Ch. Viscount Grant, also known as Gable, was an Afghan Hound who was the winner of the title of Best In Show at the Crufts dog show in 1987.

==Early life==
Gable, known by his kennel name Viscount Grant, was owned by Chris Amoo, of the British band The Real Thing, and his wife Julie. They bred the dog themselves, after getting involved with the breed as Chris Amoo's record producer owned two Afghans. Gable was the third Afghan Hound to be owned by the couple, and Chris Amoo said that "I could tell when he was three weeks old that he was a champion".

==Show career==
Gable was entered in his first dog show at the age of six months, and placed fourth overall. By his fourth show, Amoo said that Gable had hit his stride and victories started to come, winning 21 first prizes in a row at one point. The dog was entered into Crufts in 1986, and was named Best Puppy in the show. The 1988 Crufts show was the second time that Gable had been entered in the UK national, and was no longer eligible for the puppy classes. Amoo had previous experience with showing at this level, as he also owned an Afghan named Hamilton which had been named Best of Breed at the show twice. It was victorious once more, first winning Best of Breed, then the Hound Group and finally Best In Show.

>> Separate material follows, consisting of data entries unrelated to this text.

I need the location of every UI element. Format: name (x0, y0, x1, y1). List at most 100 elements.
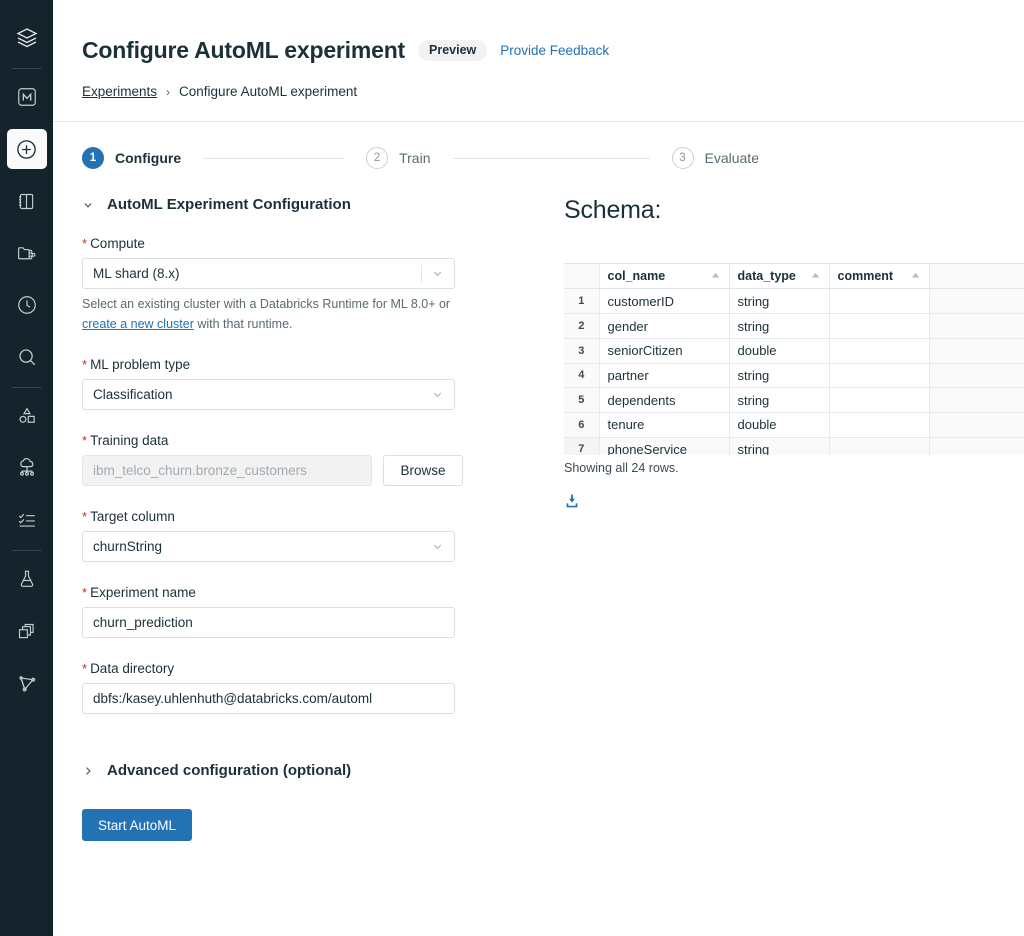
sort-ascending-icon[interactable] (710, 270, 721, 283)
notebook-icon[interactable] (7, 181, 47, 221)
start-automl-button[interactable]: Start AutoML (82, 809, 192, 841)
provide-feedback-link[interactable]: Provide Feedback (500, 43, 609, 58)
sidebar-divider-1 (12, 68, 42, 69)
download-icon[interactable] (564, 493, 580, 509)
table-row[interactable]: 1 customerID string (564, 289, 1024, 314)
sidebar-divider-3 (12, 550, 42, 551)
step-evaluate[interactable]: 3 Evaluate (672, 147, 759, 169)
step-configure[interactable]: 1 Configure (82, 147, 181, 169)
required-asterisk: * (82, 357, 87, 372)
step-3-badge: 3 (672, 147, 694, 169)
cell-comment (829, 314, 929, 339)
schema-column: Schema: (507, 196, 1024, 841)
wizard-stepper: 1 Configure 2 Train 3 Evaluate (82, 147, 1024, 169)
table-row[interactable]: 4 partner string (564, 363, 1024, 388)
automl-config-section-header[interactable]: AutoML Experiment Configuration (82, 196, 507, 213)
cell-filler (929, 289, 1024, 314)
table-row[interactable]: 6 tenure double (564, 412, 1024, 437)
field-compute: *Compute ML shard (8.x) (82, 236, 507, 334)
training-data-input[interactable]: ibm_telco_churn.bronze_customers (82, 455, 372, 486)
main-content: Configure AutoML experiment Preview Prov… (53, 0, 1024, 936)
chevron-down-icon (82, 199, 94, 211)
data-directory-value: dbfs:/kasey.uhlenhuth@databricks.com/aut… (93, 691, 444, 706)
table-row[interactable]: 3 seniorCitizen double (564, 338, 1024, 363)
compute-select[interactable]: ML shard (8.x) (82, 258, 455, 289)
recents-clock-icon[interactable] (7, 285, 47, 325)
preview-badge: Preview (418, 40, 487, 62)
compute-helper-prefix: Select an existing cluster with a Databr… (82, 297, 450, 311)
feature-store-graph-icon[interactable] (7, 663, 47, 703)
target-column-value: churnString (93, 539, 431, 554)
chevron-down-icon (431, 388, 444, 401)
cell-filler (929, 437, 1024, 455)
compute-helper-suffix: with that runtime. (194, 317, 293, 331)
field-data-directory: *Data directory dbfs:/kasey.uhlenhuth@da… (82, 661, 507, 714)
cell-comment (829, 289, 929, 314)
compute-cluster-icon[interactable] (7, 448, 47, 488)
experiments-flask-icon[interactable] (7, 559, 47, 599)
experiment-name-label-text: Experiment name (90, 585, 196, 600)
row-index: 2 (564, 314, 599, 339)
step-3-label: Evaluate (705, 150, 759, 166)
row-index: 1 (564, 289, 599, 314)
configure-body: AutoML Experiment Configuration *Compute… (82, 196, 1024, 841)
problem-type-value: Classification (93, 387, 431, 402)
create-new-cluster-link[interactable]: create a new cluster (82, 317, 194, 331)
chevron-down-icon (431, 540, 444, 553)
repos-folder-icon[interactable] (7, 233, 47, 273)
breadcrumb-experiments-link[interactable]: Experiments (82, 84, 157, 99)
databricks-logo-icon[interactable] (7, 18, 47, 58)
chevron-down-icon (431, 267, 444, 280)
workspace-m-icon[interactable] (7, 77, 47, 117)
training-data-placeholder: ibm_telco_churn.bronze_customers (93, 463, 361, 478)
step-1-label: Configure (115, 150, 181, 166)
step-train[interactable]: 2 Train (366, 147, 430, 169)
required-asterisk: * (82, 585, 87, 600)
cell-comment (829, 363, 929, 388)
target-column-select[interactable]: churnString (82, 531, 455, 562)
table-row[interactable]: 5 dependents string (564, 388, 1024, 413)
compute-select-divider (421, 265, 422, 282)
cell-col-name: partner (599, 363, 729, 388)
jobs-checklist-icon[interactable] (7, 500, 47, 540)
cell-col-name: tenure (599, 412, 729, 437)
column-header-col-name[interactable]: col_name (599, 264, 729, 289)
cell-data-type: double (729, 338, 829, 363)
sidebar-divider-2 (12, 387, 42, 388)
data-type-header-label: data_type (738, 269, 796, 283)
data-directory-input[interactable]: dbfs:/kasey.uhlenhuth@databricks.com/aut… (82, 683, 455, 714)
create-plus-icon[interactable] (7, 129, 47, 169)
cell-data-type: string (729, 289, 829, 314)
advanced-configuration-toggle[interactable]: Advanced configuration (optional) (82, 762, 507, 779)
column-header-data-type[interactable]: data_type (729, 264, 829, 289)
training-data-row: ibm_telco_churn.bronze_customers Browse (82, 455, 507, 486)
cell-filler (929, 388, 1024, 413)
row-index: 4 (564, 363, 599, 388)
ml-problem-type-select[interactable]: Classification (82, 379, 455, 410)
cell-col-name: customerID (599, 289, 729, 314)
search-icon[interactable] (7, 337, 47, 377)
cell-comment (829, 412, 929, 437)
schema-table-container[interactable]: col_name data_type (564, 263, 1024, 455)
cell-filler (929, 363, 1024, 388)
sort-ascending-icon[interactable] (810, 270, 821, 283)
breadcrumb: Experiments › Configure AutoML experimen… (82, 84, 1024, 99)
column-header-comment[interactable]: comment (829, 264, 929, 289)
experiment-name-value: churn_prediction (93, 615, 444, 630)
schema-table: col_name data_type (564, 264, 1024, 455)
cell-filler (929, 314, 1024, 339)
compute-label: *Compute (82, 236, 507, 251)
required-asterisk: * (82, 433, 87, 448)
left-nav-sidebar (0, 0, 53, 936)
sort-ascending-icon[interactable] (910, 270, 921, 283)
problem-type-label-text: ML problem type (90, 357, 190, 372)
field-training-data: *Training data ibm_telco_churn.bronze_cu… (82, 433, 507, 486)
data-shapes-icon[interactable] (7, 396, 47, 436)
table-row[interactable]: 7 phoneService string (564, 437, 1024, 455)
field-experiment-name: *Experiment name churn_prediction (82, 585, 507, 638)
models-stack-icon[interactable] (7, 611, 47, 651)
table-row[interactable]: 2 gender string (564, 314, 1024, 339)
experiment-name-input[interactable]: churn_prediction (82, 607, 455, 638)
page-title: Configure AutoML experiment (82, 38, 405, 63)
browse-button[interactable]: Browse (383, 455, 463, 486)
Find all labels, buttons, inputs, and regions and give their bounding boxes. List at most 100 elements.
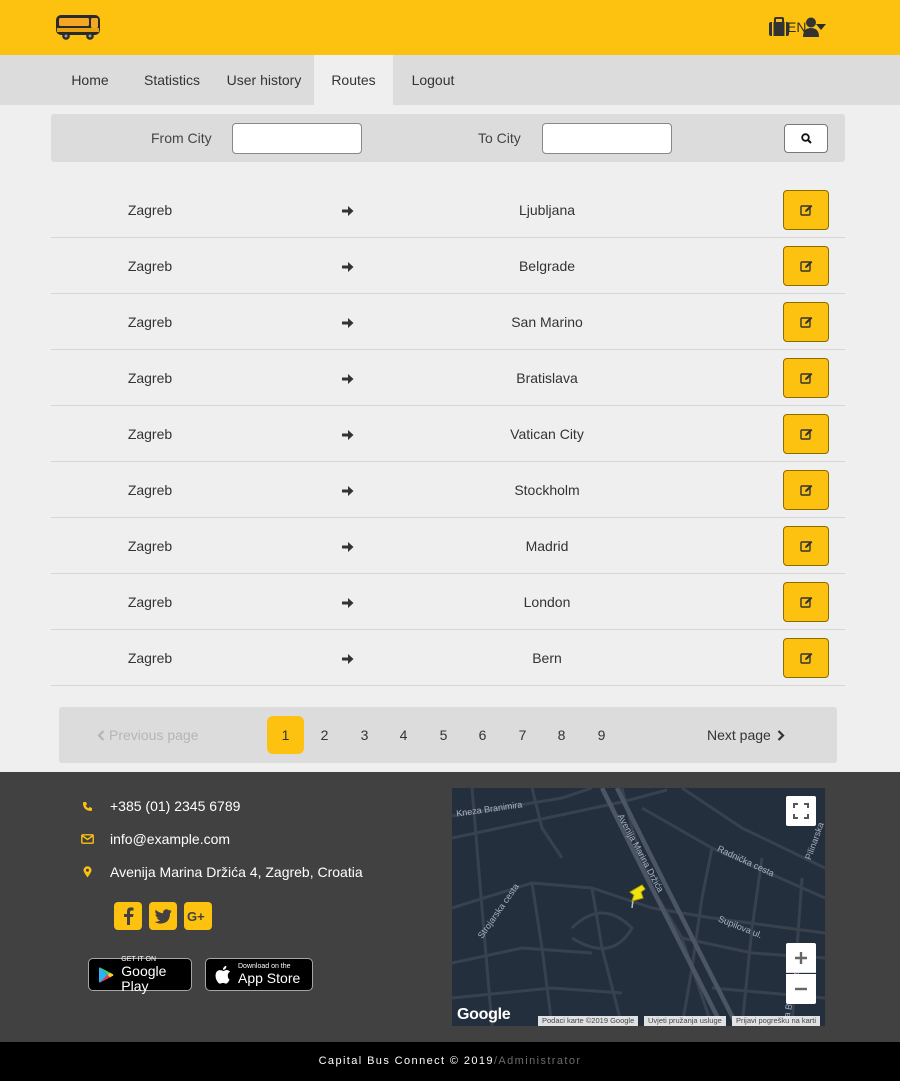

Due to his victory, Gable won £175 for his owners as well as two trophies, which would need to be handed back prior to the following year's competition. He was also given a limited edition plate with his picture on it, and a sponsorship deal with the dog food Pedigree chum, with single payment of £350. As part of that deal, the dog food manufacturers also gave the owners a painting of Gable valued at £2,000.

==Following Crufts==
Following his victory, Amoo described Gable as being "basically retired", but was concerned that the dog might become bored without dog shows to compete at. He felt that while he might take Gable along to a few shows, he wouldn't take him back to Crufts as failing to be Best in Show once again would be an anticlimax.

After Crufts, Gable was recognised from both his appearances on television as well as the ongoing advertisements for Pedigree Chum. Concerned that the attention was making him jumpy and nervous, his owners began to walk him less and they noticed that he was growing more insular over time. A number of offers were made to purchase the dog, but the owners turned these down as they considered Gable to be one of the family.